11 Habits Of Calm People That Keep Them Relaxed & In Control Of Their Emotions
We all know at least one person who can stay cool and collected in any given situation. Although some people are born with a more relaxed disposition, many calm people engage in everyday habits that actually help keep them calm. Participating in activities that help diminish stress along with learning how to prepare for situations that might get you riled up or upset can help you stay levelheaded and serene when faced with conflict or unwanted emotions.
"While some of disposition is hard-wired, other aspects of it are learned," says Gretchen Kubacky, Psy.D. over email. "We actually learn to be upset, so it stands to reason that we can learn to be calm."
We're all triggered by different situations, but knowing ourselves and we how we react to life's circumstances can help us engage in the right habits. And just because you easily react to situations now and often feel stressed, emotional, or under pressure doesn't mean you're doomed to feel that way forever.
If you want to feel more serene and content, whether it's when you're dealing with your emotions or interacting with friends and family, you might want to consider adopting some of these 11 habits of calm people that help them feel calm.
1. Practicing Mindfulness
Whether you choose to meditate, take calming walks, or do a number of other mindful activities, practicing mindfulness can help you reduce a lot of stress and anxiety. "When you live mindfully you are focusing on the current moment," says licensed counselor Chris Depew, MA, ALC over email. "You don’t allow your mind to wander to things that are not happening right now."
2. Deep Breathing
Studies have shown that the ability to focus attention on your breathe can help you deal with everyday stress, anxiety and emotional ups and downs, according to Harvard Health. "Try beginning your day with simple mindful breathing exercise that will help you develop a sense of calm and focus," says emotional wellness expert Jamie Price over email.
3. Thinking Before You React
"A good rule of thumb is to sit on an email, text, or even a discussion for 24 hours hours before you respond," says relationship therapist Rhonda Milrad over email. "That way, you give yourself an opportunity to process through your reaction, seek consultation, and carefully craft your position. If you move too early, you may regret your impulsivity."
4. Getting Good Sleep
Sleep is more important than we give it credit for. After a sleepless night, you may be more irritable, short-tempered, and vulnerable to stress, according to Harvard Health, and even just partial sleep deprivation has a significant effect on mood. More sleep = more feelings of calm, so it's important to prioritize your beauty rest.
5. Having A Calming Mantra
"Have a personal, calming 'mantra' to help you center and focus," says psychologist Dr. Carla Marie Manly over email. Silently repeating a single word or phrase to yourself can quiet the system responsible for your mind wandering, according to a study from the journal Brain and Behavior.
6. Managing Expectations
A study from University College London found that in terms of happiness, it doesn't matter if things are going well, as long as they are going better than expected. "Calm people are not attached to outcomes," says Sarah Schewitz, Psy.D. over email. "They have learned to do their best and let go."
7. Avoiding Stimulants
"Limit your use of caffeine, cigarettes, and tobacco-based vaping," says Kubacky. "All of these things are stimulants, and people who are already chemically stimulated will be much more likely to get over-amped."
"Carry a journal to jot down thoughts and emotions that are distressful," says Manly. "This helps give them a 'place to be' to get them out of your mind." Multiple studies show that journaling can help combat stress, anxiety, and depression, and it can even help you recognize triggers and learn ways to better control them, according to the University of Rochester Medical Center.
9. Appreciating Uncertainty
"Take some time each day to think about how nothing stays the same," says Price. "Recognizing that everything is changing all of the time can help you become more open, flexible, and able to go with the flow by accepting that most things are out of your control."

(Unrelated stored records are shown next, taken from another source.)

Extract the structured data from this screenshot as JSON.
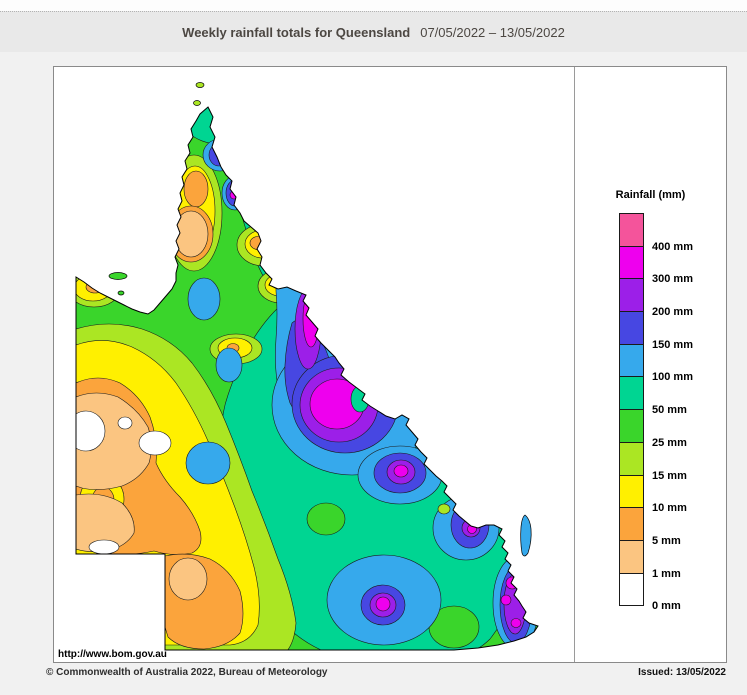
{
  "page": {
    "header": {
      "title": "Weekly rainfall totals for Queensland",
      "date_range": "07/05/2022 – 13/05/2022"
    },
    "map": {
      "region": "Queensland",
      "url_watermark": "http://www.bom.gov.au"
    },
    "legend": {
      "title": "Rainfall (mm)",
      "bands": [
        {
          "label": "400 mm",
          "key": "p400"
        },
        {
          "label": "300 mm",
          "key": "p300"
        },
        {
          "label": "200 mm",
          "key": "p200"
        },
        {
          "label": "150 mm",
          "key": "p150"
        },
        {
          "label": "100 mm",
          "key": "p100"
        },
        {
          "label": "50 mm",
          "key": "p50"
        },
        {
          "label": "25 mm",
          "key": "p25"
        },
        {
          "label": "15 mm",
          "key": "p15"
        },
        {
          "label": "10 mm",
          "key": "p10"
        },
        {
          "label": "5 mm",
          "key": "p5"
        },
        {
          "label": "1 mm",
          "key": "p1"
        },
        {
          "label": "0 mm",
          "key": "p0"
        }
      ]
    },
    "footer": {
      "copyright": "© Commonwealth of Australia 2022, Bureau of Meteorology",
      "issued": "Issued: 13/05/2022"
    }
  },
  "palette": {
    "p400": "#F4549B",
    "p300": "#EE00EE",
    "p200": "#9C1FE8",
    "p150": "#4747E2",
    "p100": "#36A9EC",
    "p50": "#00D592",
    "p25": "#3AD52B",
    "p15": "#ABE623",
    "p10": "#FFF000",
    "p5": "#FBA43C",
    "p1": "#FBC581",
    "p0": "#FFFFFF"
  }
}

10. Seeing Life Through The Eyes Of Others
It's easy to react to our own emotions, but it can help to place yourself into someone else's shoes before jumping to conclusions. "When you’re struggling to allow someone to do things in their own way, try seeing things from their perspective," says Price. "Take time to listen all the way through, and be open to learning something new by seeing how other people do things."
11. Trying To Observe Objectively
"When news is stressful, instead of reacting, panicking, or future tripping about what could' happen, try to step out of the storm long enough to become an observer," says psychotherapist Dr. Fran Walfish over email. "Being an observer keeps you in a calm, slightly detached place, which helps you become more solution-oriented."
Being calm can take practice, but the more you work at it, the more natural it will become.